Major and Minor Loops

...and why I don't use them.

Back in the days of Apollo, they used a Kalman filter and control loop similar in principle to what I am doing. However, due to the g l a c i a l  s l o w n e s s of the computers of the era, they had to structure their code quite differently. It took about 1 second to update the Kalman filter and calculate all the control coefficients, and it took a bit less than 50% of the available time to run the control loop. This is with an IMU sensor which automatically mechanically handled orientation and integration of acceleration into velocity.

So what they did was split the code into a major and minor loop. The concepts were different, but we can imagine it like this. In the background, a loop running in non-interrupt priority repeatedly ran the Kalman filter. This is the major loop. It took about 1 second to do an update, and was required to finish and start on the next update every two seconds. This sounds generous, but in the mean time there is a timer interrupt going off something like 20Hz which runs control loop code. This is the minor loop. If the interrupt fires every 50ms, maybe it takes 20ms to run the control code. There's also lots of other interrupts coming in from various sensors. In one notorious case, the encoder on the rendezvous radar mechanism was jiggling quickly between two bits and sending an interrupt each time, at something like 6400Hz. This used up all the remaining time, and then some, which caused the background loop to be late.

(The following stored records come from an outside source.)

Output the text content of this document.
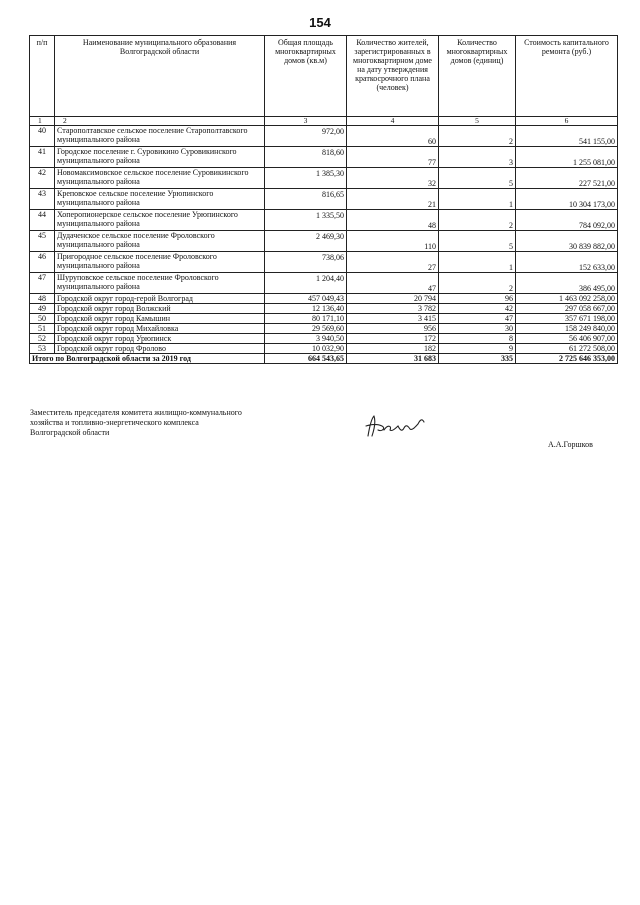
154
п/п	Наименование муниципального образования Волгоградской области	Общая площадь многоквартирных домов (кв.м)	Количество жителей, зарегистрированных в многоквартирном доме на дату утверждения краткосрочного плана (человек)	Количество многоквартирных домов (единиц)	Стоимость капитального ремонта (руб.)
1	2	3	4	5	6
40	Старополтавское сельское поселение Старополтавского муниципального района	972,00	60	2	541 155,00
41	Городское поселение г. Суровикино Суровикинского муниципального района	818,60	77	3	1 255 081,00
42	Новомаксимовское сельское поселение Суровикинского муниципального района	1 385,30	32	5	227 521,00
43	Креповское сельское поселение Урюпинского муниципального района	816,65	21	1	10 304 173,00
44	Хоперопионерское сельское поселение Урюпинского муниципального района	1 335,50	48	2	784 092,00
45	Дудаченское сельское поселение Фроловского муниципального района	2 469,30	110	5	30 839 882,00
46	Пригородное сельское поселение Фроловского муниципального района	738,06	27	1	152 633,00
47	Шуруповское сельское поселение Фроловского муниципального района	1 204,40	47	2	386 495,00
48	Городской округ город-герой Волгоград	457 049,43	20 794	96	1 463 092 258,00
49	Городской округ город Волжский	12 136,40	3 782	42	297 058 667,00
50	Городской округ город Камышин	80 171,10	3 415	47	357 671 198,00
51	Городской округ город Михайловка	29 569,60	956	30	158 249 840,00
52	Городской округ город Урюпинск	3 940,50	172	8	56 406 907,00
53	Городской округ город Фролово	10 032,90	182	9	61 272 508,00
Итого по Волгоградской области за 2019 год		664 543,65	31 683	335	2 725 646 353,00
Заместитель председателя комитета жилищно-коммунального хозяйства и топливно-энергетического комплекса Волгоградской области
А.А.Горшков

The way their code was structured, they fired off a main loop every 2 seconds, expecting the previous one to be done by the time the next one started. With all this extra stuff going on, the background loop never finished, and effectively got left on a stack when another run of the main loop started. Eventually the stack overflowed, the system detected this, reset itself, and cleared all the old main loop iterations off the stack. It's a pretty good example of exception handling, but it generated the infamous 1201 alarm.

The root cause is that the Kalman filter loop had to run in 2 seconds or less, and this is because several constants, such as delta-t, the time between updates, was hard-coded. There was a plan to remove this limitation, so that a new iteration was kicked off when the old one finished, instead of every two seconds. This new design was implemented, but never flew.

Returning to 2011, we are using the Logomatic, which runs at 703 times the frequency and perhaps 1406 times the instruction rate, since the Apollo computers took a minimum of two cycles to execute, and I suspect most insructions in an ARM7TDMI run at around one per cycle, or maybe better.

Because this system is so much faster, we have the luxury of a simpler design. The system has a main loop, executed continuously (it's inside a for(;;) loop). There is a timer interrupt running at 100Hz, but all it does is set a flag. When the main loop comes back around, it checks if the flag is set, and if so, reads the sensors, runs the Kalman filter, calculates the control values, and sets the motor throttles. All this is done inside of one iteration of the loop. It may happen that all this stuff takes longer than 10ms, in which case the interrupt fires during the main calculation part. But, all this does is set that flag, so that the main loop knows to read the sensor the next time it comes around. All the Kalman code knows how to deal with variable-time loops, so it doesn't matter if the loop takes 10,20, or 50ms. Of course the system degrades and becomes more susceptible to noise as it slows, but this is a gradual degradation. There is no hard limit like in Apollo, and no split between major and minor loops, either.